The high-profile billboard, touted by Facebook co-founder Mark Zuckerberg, was placed near Times Square.

An iPhone showing Apple's logo, in front of a laptop screen showing Facebook
The battle's heating up.
James Martin/CNET

The "anything you can do, I can do better" back-and-forth between Apple and Facebook parent Meta has made its way to a New York City. This time, it came in the form of a billboard just outside the famous "crossroads of the world" in Times Square. In it, Meta attacked Apple's iMessage, touting its own WhatsApp instead.

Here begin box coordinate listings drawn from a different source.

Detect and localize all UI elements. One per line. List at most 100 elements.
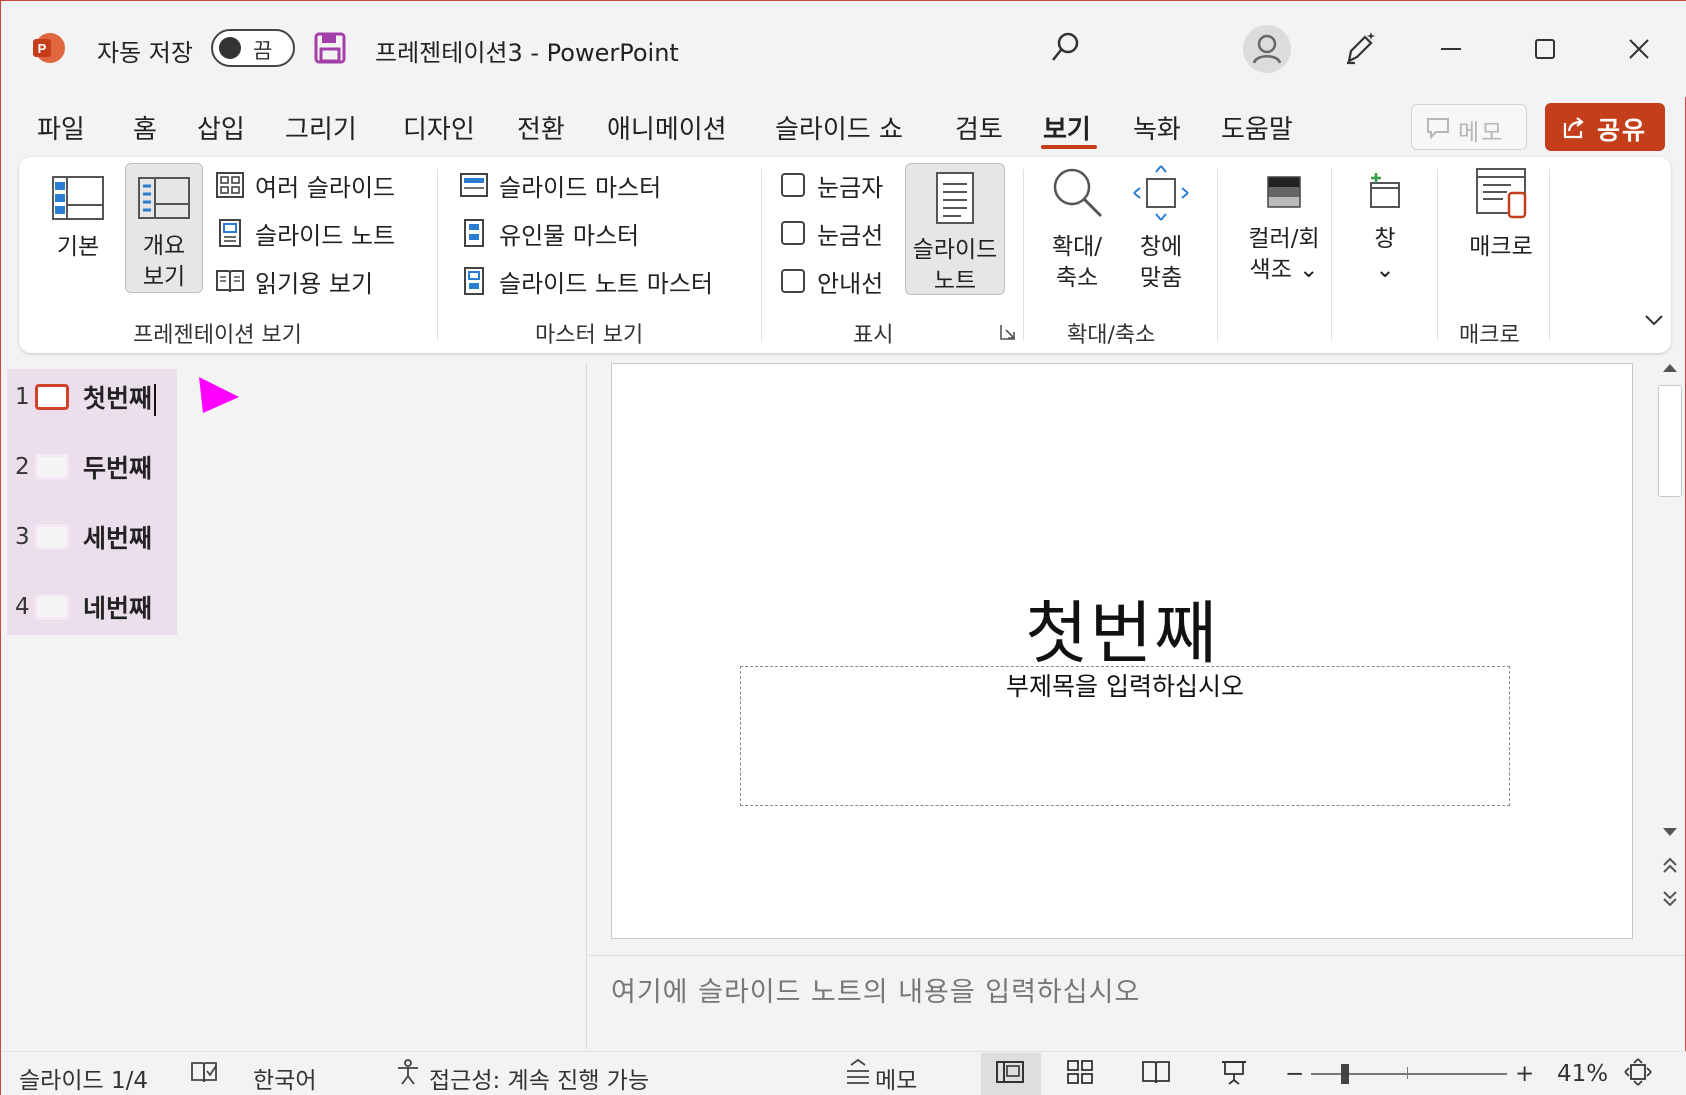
slide-title[interactable]: 첫번째 <box>612 578 1632 677</box>
accessibility-status[interactable]: 접근성: 계속 진행 가능 <box>429 1061 649 1095</box>
slide-show-icon[interactable] <box>1219 1057 1249 1087</box>
guides-checkbox-box <box>781 269 805 293</box>
window-button[interactable]: 창 ⌄ <box>1345 171 1425 291</box>
autosave-toggle[interactable]: 끔 <box>211 29 295 67</box>
share-button[interactable]: 공유 <box>1545 103 1665 151</box>
list-item[interactable]: 1 첫번째 <box>15 377 157 417</box>
fit-to-window-button[interactable]: 창에 맞춤 <box>1125 163 1197 293</box>
outline-text[interactable]: 두번째 <box>83 449 152 485</box>
tab-file[interactable]: 파일 <box>37 109 85 146</box>
notes-toggle-button[interactable]: 슬라이드 노트 <box>905 163 1005 295</box>
zoom-in-button[interactable]: + <box>1515 1061 1534 1087</box>
normal-view-label: 기본 <box>56 234 100 260</box>
outline-text[interactable]: 세번째 <box>83 519 152 555</box>
account-avatar[interactable] <box>1243 25 1291 73</box>
color-grayscale-button[interactable]: 컬러/회 색조 ⌄ <box>1229 171 1339 291</box>
fit-to-window-icon <box>1133 165 1189 221</box>
list-item[interactable]: 2 두번째 <box>15 447 152 487</box>
tab-draw[interactable]: 그리기 <box>285 109 357 146</box>
notes-master-button[interactable]: 슬라이드 노트 마스터 <box>459 261 713 301</box>
vertical-scrollbar[interactable] <box>1653 357 1685 953</box>
color-grayscale-label-1: 컬러/회 <box>1248 226 1320 252</box>
minimize-icon[interactable] <box>1429 27 1473 71</box>
accessibility-icon[interactable] <box>393 1057 423 1087</box>
slide-counter[interactable]: 슬라이드 1/4 <box>19 1061 148 1095</box>
reading-view-icon[interactable] <box>1141 1057 1171 1087</box>
tab-record[interactable]: 녹화 <box>1133 109 1181 146</box>
gridlines-checkbox[interactable]: 눈금선 <box>781 213 883 253</box>
handout-master-button[interactable]: 유인물 마스터 <box>459 213 639 253</box>
normal-view-button[interactable]: 기본 <box>43 173 113 291</box>
tab-transitions[interactable]: 전환 <box>517 109 565 146</box>
notes-page-button[interactable]: 슬라이드 노트 <box>215 213 395 253</box>
slide-number: 4 <box>15 594 30 620</box>
search-icon[interactable] <box>1049 31 1081 65</box>
toggle-knob <box>219 37 241 59</box>
slide-sorter-icon[interactable] <box>1065 1057 1095 1087</box>
guides-checkbox[interactable]: 안내선 <box>781 261 883 301</box>
comments-button[interactable]: 메모 <box>1411 104 1527 150</box>
pointer-arrow-icon <box>199 377 239 413</box>
subtitle-placeholder-text: 부제목을 입력하십시오 <box>1006 672 1244 701</box>
reading-view-button[interactable]: 읽기용 보기 <box>215 261 373 301</box>
notes-toggle-label-2: 노트 <box>933 268 977 294</box>
tab-design[interactable]: 디자인 <box>403 109 475 146</box>
ruler-label: 눈금자 <box>817 173 884 202</box>
zoom-out-button[interactable]: − <box>1285 1061 1304 1087</box>
outline-text[interactable]: 첫번째 <box>83 379 157 416</box>
notes-button[interactable]: 메모 <box>875 1061 917 1095</box>
tab-animations[interactable]: 애니메이션 <box>607 109 727 146</box>
next-slide-icon[interactable] <box>1659 887 1681 909</box>
gridlines-checkbox-box <box>781 221 805 245</box>
previous-slide-icon[interactable] <box>1659 855 1681 877</box>
macros-group-label: 매크로 <box>1459 323 1520 348</box>
group-separator <box>1437 169 1438 341</box>
maximize-icon[interactable] <box>1523 27 1567 71</box>
notes-icon <box>936 172 974 224</box>
spelling-check-icon[interactable] <box>189 1057 219 1087</box>
group-separator <box>1549 169 1550 341</box>
scroll-down-icon[interactable] <box>1659 823 1681 841</box>
reading-view-label: 읽기용 보기 <box>255 269 374 298</box>
outline-text[interactable]: 네번째 <box>83 589 152 625</box>
chevron-down-icon[interactable] <box>1641 307 1667 333</box>
slide-canvas[interactable]: 첫번째 부제목을 입력하십시오 <box>611 363 1633 939</box>
slide-sorter-button[interactable]: 여러 슬라이드 <box>215 165 395 205</box>
fit-slide-icon[interactable] <box>1623 1057 1653 1087</box>
ruler-checkbox[interactable]: 눈금자 <box>781 165 883 205</box>
zoom-group-label: 확대/축소 <box>1067 323 1156 348</box>
list-item[interactable]: 4 네번째 <box>15 587 152 627</box>
scroll-thumb[interactable] <box>1658 385 1682 497</box>
text-caret <box>154 383 157 416</box>
close-icon[interactable] <box>1617 27 1661 71</box>
notes-master-label: 슬라이드 노트 마스터 <box>499 269 713 298</box>
outline-view-icon <box>138 177 190 219</box>
list-item[interactable]: 3 세번째 <box>15 517 152 557</box>
tab-view[interactable]: 보기 <box>1043 109 1091 146</box>
notes-pane[interactable]: 여기에 슬라이드 노트의 내용을 입력하십시오 <box>589 955 1685 1049</box>
subtitle-placeholder[interactable]: 부제목을 입력하십시오 <box>740 666 1510 806</box>
powerpoint-logo-icon: P <box>33 33 65 63</box>
scroll-up-icon[interactable] <box>1659 359 1681 377</box>
save-icon[interactable] <box>313 31 347 65</box>
zoom-level[interactable]: 41% <box>1557 1061 1608 1087</box>
normal-view-icon[interactable] <box>995 1057 1025 1087</box>
slide-thumbnail-icon <box>35 524 69 550</box>
tab-insert[interactable]: 삽입 <box>197 109 245 146</box>
zoom-button[interactable]: 확대/ 축소 <box>1037 163 1117 293</box>
tab-review[interactable]: 검토 <box>955 109 1003 146</box>
user-icon <box>1252 34 1282 64</box>
tab-slide-show[interactable]: 슬라이드 쇼 <box>775 109 903 146</box>
dialog-launcher-icon[interactable] <box>999 323 1017 341</box>
language-indicator[interactable]: 한국어 <box>253 1061 316 1095</box>
slide-master-button[interactable]: 슬라이드 마스터 <box>459 165 661 205</box>
outline-view-button[interactable]: 개요 보기 <box>125 163 203 293</box>
tab-help[interactable]: 도움말 <box>1221 109 1293 146</box>
notes-icon[interactable] <box>843 1057 873 1087</box>
zoom-slider-thumb[interactable] <box>1340 1064 1349 1084</box>
macros-button[interactable]: 매크로 <box>1451 163 1551 293</box>
macros-icon <box>1476 168 1527 219</box>
tab-home[interactable]: 홈 <box>133 109 157 146</box>
designer-pen-icon[interactable] <box>1341 29 1379 67</box>
outline-view-label-2: 보기 <box>142 264 186 290</box>
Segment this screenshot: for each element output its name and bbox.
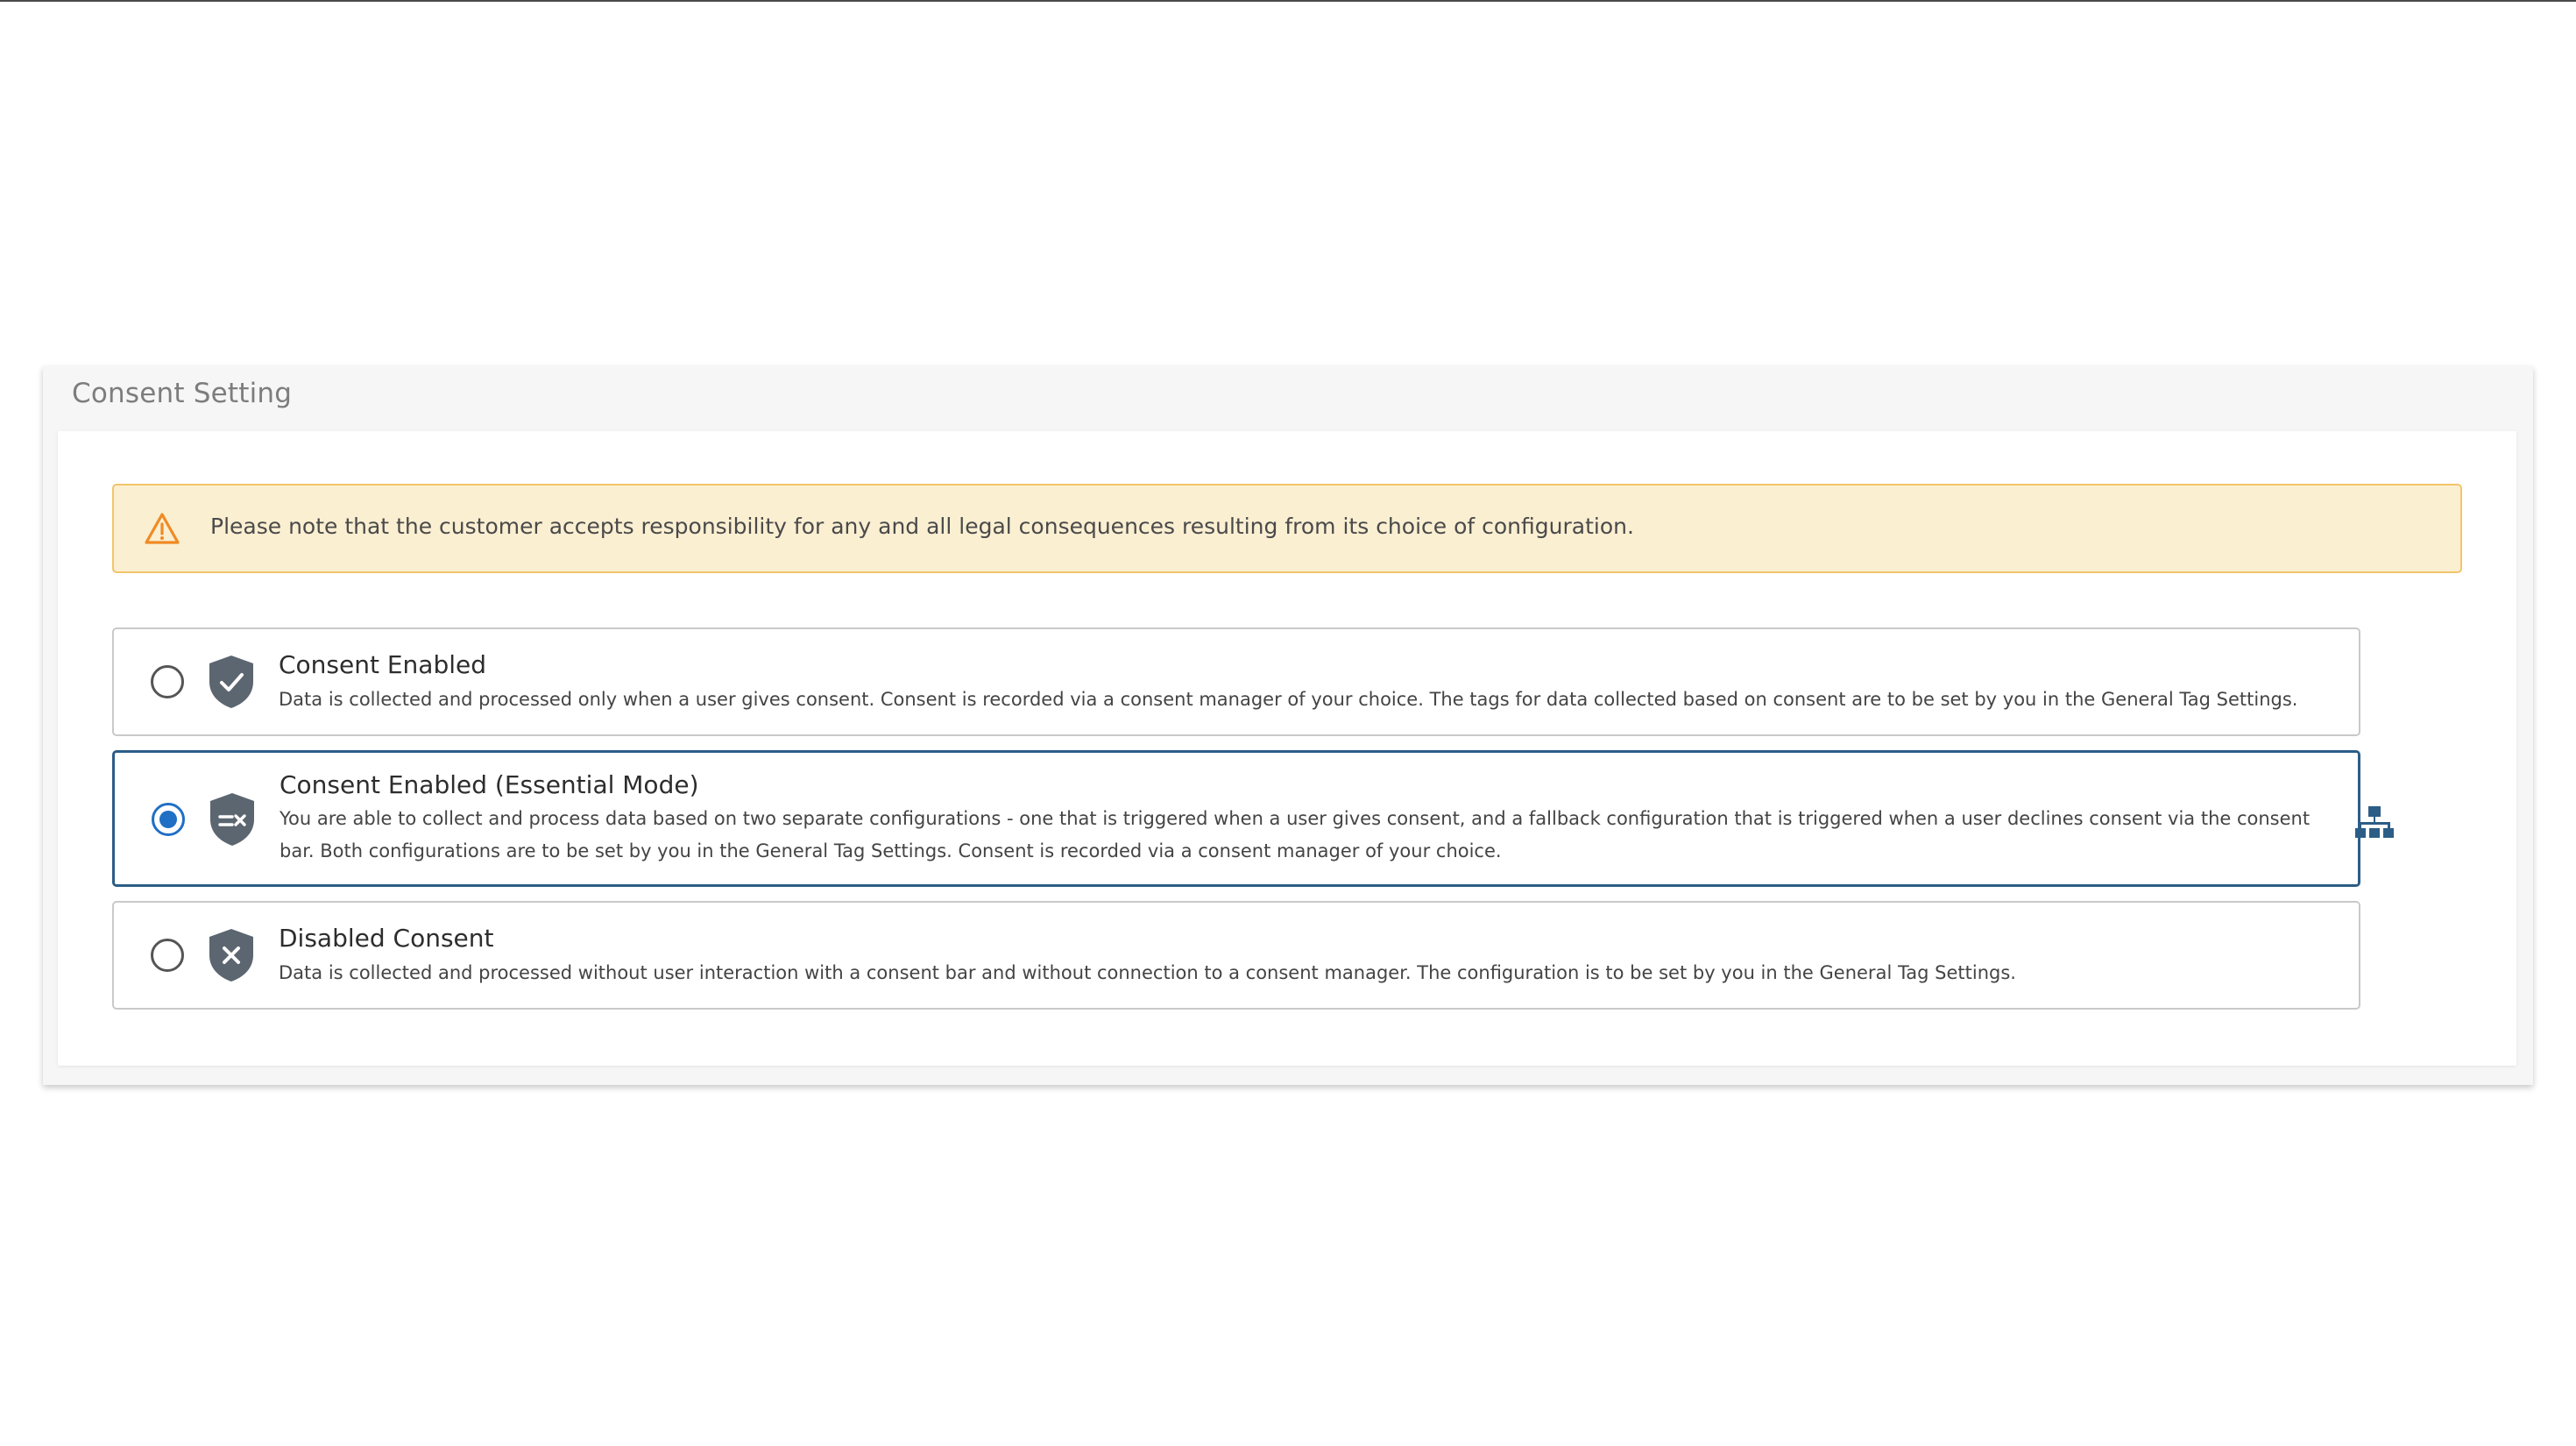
option-disabled-consent[interactable]: Disabled Consent Data is collected and p… xyxy=(112,901,2360,1010)
warning-banner: Please note that the customer accepts re… xyxy=(112,484,2462,573)
shield-x-icon xyxy=(209,929,253,982)
option-title: Consent Enabled (Essential Mode) xyxy=(280,770,699,799)
consent-setting-panel: Consent Setting Please note that the cus… xyxy=(43,366,2533,1085)
option-description: Data is collected and processed only whe… xyxy=(279,689,2298,710)
panel-title: Consent Setting xyxy=(72,378,293,409)
hierarchy-icon[interactable] xyxy=(2355,805,2394,840)
option-title: Disabled Consent xyxy=(279,924,494,953)
radio-disabled-consent[interactable] xyxy=(151,939,184,972)
shield-check-icon xyxy=(209,656,253,708)
top-divider xyxy=(0,0,2576,2)
option-consent-enabled[interactable]: Consent Enabled Data is collected and pr… xyxy=(112,627,2360,736)
option-description: You are able to collect and process data… xyxy=(280,808,2311,861)
warning-text: Please note that the customer accepts re… xyxy=(210,514,1634,539)
radio-consent-essential-mode[interactable] xyxy=(152,803,185,836)
shield-essential-icon xyxy=(210,793,254,846)
option-consent-essential-mode[interactable]: Consent Enabled (Essential Mode) You are… xyxy=(112,750,2360,887)
option-description: Data is collected and processed without … xyxy=(279,962,2016,983)
radio-consent-enabled[interactable] xyxy=(151,665,184,698)
panel-body: Please note that the customer accepts re… xyxy=(58,431,2516,1066)
warning-triangle-icon xyxy=(145,513,180,544)
option-title: Consent Enabled xyxy=(279,650,487,679)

Facebook co-founder and Meta CEO Mark Zuckerberg on Monday announced a new billboard above Pennsylvania Station, just south of Times Square and near the famous Broadway area theaters, to attack Apple. His company is taking on the iPhone maker's popular iMessage texting service, contending that Meta's WhatsApp is more trustworthy.

"WhatsApp is far more private and secure than iMessage, with end-to-end encryption that works across both iPhones and Android, including group chats," Zuckerberg wrote in a post on Instagram, the popular photo sharing service his company also owns. He also highlighted other features like disappearing messages, which iMessage doesn't have.

Read more: Apple Is Living Rent Free In Mark Zuckerberg's Head

Meta's new billboard in NYC attacks Apple's iMessage Monday.


"Protect your personal messages across devices," the billboard said, while poking fun at Apple's famous blue-bubble messaging service. Apple didn't immediately respond to a request for comment.

The move marked the latest in a series of escalating volleys between the tech titans, which has been building for years. Zuckerberg stepped up his attacks last week, during one of his company's most important events of the year, discussing his plans for the metaverse. The technology, which Zuckerberg is so committed to that he renamed his company to Meta from Facebook, refers to shared virtual worlds we interact with using all manner of devices including virtual reality headsets.

Zuckerberg appears convinced that Apple will be one of his largest competitors, which is notable considering the iPhone maker hasn't yet acknowledged its widely reported plans to offer a headset that bridges computer-generated virtual reality and the real world.

In the meantime, Meta attacked Apple's popular iMessage, which is built into iPhones, iPads and Mac computers, but is not available for Android-powered phones and other devices. Google too has begun a campaign against Apple around iMessage, attempting to pressure the tech giant into building support for RCS -- or, Rich Communication Standard -- which it has been pushing as the next advancement after SMS.

WhatsApp, which is owned by Meta, has already attracted more than 2 billion people who use its service each month. Meanwhile, there are more than 1 billion active iPhones, and Apple is expected to reach 2 billion active iOS devices sometime this year.